Drivers for equestrian companies Uber and Lyft are planning strikes in cities across the country over working conditions and payments as the company gives up IPO.
On Wednesday, May 8, drivers in Chicago, Los Angeles, San Francisco and New York plan to strike between 7 and 9 am, according to an announcement.
The drivers in New York coordinated the strike with the New York Taxi Workers Alliance, writing in a message that they demand job security, profitable revenues, and capping the company's commission to guarantee 80-85% profit from far to driver.

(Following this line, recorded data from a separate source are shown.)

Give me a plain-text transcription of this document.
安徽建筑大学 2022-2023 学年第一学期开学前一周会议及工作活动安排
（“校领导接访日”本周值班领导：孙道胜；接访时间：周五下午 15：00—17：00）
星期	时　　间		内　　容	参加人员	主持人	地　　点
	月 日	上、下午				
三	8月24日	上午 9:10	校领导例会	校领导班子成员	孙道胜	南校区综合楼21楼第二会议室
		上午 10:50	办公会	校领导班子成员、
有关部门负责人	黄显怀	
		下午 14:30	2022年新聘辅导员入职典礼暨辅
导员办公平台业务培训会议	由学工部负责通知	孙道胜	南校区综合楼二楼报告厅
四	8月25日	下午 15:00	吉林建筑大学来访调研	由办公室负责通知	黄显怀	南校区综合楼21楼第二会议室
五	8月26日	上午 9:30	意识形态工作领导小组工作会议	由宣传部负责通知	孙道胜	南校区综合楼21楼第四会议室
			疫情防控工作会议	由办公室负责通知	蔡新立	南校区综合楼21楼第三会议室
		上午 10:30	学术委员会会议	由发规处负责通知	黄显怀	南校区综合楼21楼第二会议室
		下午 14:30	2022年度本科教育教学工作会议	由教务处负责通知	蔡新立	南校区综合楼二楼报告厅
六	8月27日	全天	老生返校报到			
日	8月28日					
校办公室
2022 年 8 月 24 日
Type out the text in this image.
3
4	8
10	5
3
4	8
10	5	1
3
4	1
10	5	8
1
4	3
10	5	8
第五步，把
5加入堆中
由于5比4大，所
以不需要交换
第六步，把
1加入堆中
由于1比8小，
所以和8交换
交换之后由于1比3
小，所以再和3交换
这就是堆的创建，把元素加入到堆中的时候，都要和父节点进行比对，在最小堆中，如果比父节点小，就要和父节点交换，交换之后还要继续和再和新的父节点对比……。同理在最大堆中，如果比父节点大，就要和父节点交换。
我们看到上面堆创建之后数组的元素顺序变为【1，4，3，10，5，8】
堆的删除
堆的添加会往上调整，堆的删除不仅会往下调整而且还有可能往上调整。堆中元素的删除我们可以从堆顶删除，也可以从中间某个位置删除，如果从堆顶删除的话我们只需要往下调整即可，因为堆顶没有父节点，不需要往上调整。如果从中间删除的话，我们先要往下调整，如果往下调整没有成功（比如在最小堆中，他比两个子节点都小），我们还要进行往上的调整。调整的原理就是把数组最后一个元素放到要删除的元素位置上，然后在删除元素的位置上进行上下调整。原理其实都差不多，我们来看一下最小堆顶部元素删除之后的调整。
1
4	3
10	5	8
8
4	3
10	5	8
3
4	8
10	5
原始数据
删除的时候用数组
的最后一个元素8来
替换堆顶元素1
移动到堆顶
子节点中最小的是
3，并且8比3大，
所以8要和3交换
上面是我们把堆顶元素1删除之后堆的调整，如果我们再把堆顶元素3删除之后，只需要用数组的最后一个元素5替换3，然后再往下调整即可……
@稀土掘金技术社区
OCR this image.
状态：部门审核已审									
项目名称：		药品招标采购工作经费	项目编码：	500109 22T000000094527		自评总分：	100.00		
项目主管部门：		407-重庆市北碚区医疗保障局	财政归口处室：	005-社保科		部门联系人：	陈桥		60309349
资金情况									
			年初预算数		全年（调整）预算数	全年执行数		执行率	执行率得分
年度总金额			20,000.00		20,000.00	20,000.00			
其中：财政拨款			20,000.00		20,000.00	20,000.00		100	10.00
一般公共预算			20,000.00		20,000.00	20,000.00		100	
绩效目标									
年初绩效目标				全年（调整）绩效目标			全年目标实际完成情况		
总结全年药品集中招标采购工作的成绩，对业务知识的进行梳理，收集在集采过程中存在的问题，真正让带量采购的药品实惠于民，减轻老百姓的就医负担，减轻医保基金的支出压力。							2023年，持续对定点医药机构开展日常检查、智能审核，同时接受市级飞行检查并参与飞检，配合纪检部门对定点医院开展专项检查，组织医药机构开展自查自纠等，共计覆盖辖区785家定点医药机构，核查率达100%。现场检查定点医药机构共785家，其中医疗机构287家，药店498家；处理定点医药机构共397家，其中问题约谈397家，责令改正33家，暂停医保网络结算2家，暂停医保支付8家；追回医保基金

Bhairavi Desai, CEO of NYTWA, states that the company's IPO plans suggested drivers to push back to what they see as unfair working conditions, which they claim are targeting corporate-level employees.
"Wall Street investors tell Uber and Lyft to cut down on driver revenue, stop incentives, and speed up Driverless Cars," Desai said. "Uber and Lyft wrote in their S1
Sonam Lama, who has been running for Uber since 2015, said paycheck and too many cars on the road reduce driver's opportunities.
I have a 5-year-old son and I drive for Uber to support him. But it gets harder and harder, says Lama on protest in New York. "Uber leaders get rich in our work, they should treat us with respect. We are striking to send a message that the drivers will continue to rise."
Read more : A Texas congressman drove to Uber during a legislative recession. Here's what he learned.
Other strikes organized by Rideshare Drivers United include drivers in San Francisco who log out of their apps from lunchtime to evening speed and then from rush hour to midnight. Another strike in Los Angeles and is scheduled to last 24 hours.
Lift made its debut on Nasdaq in March, and rises to a valuation of over $ 29 billion on its first day. It was the first tour company in history to become public.
The IPO was just the beginning of more than 100 tech unicorns, booting worth $ 1 billion or more, which could be announced in 2019, including Pinterest, Airbnb and Lift's rival-share app rival, Uber.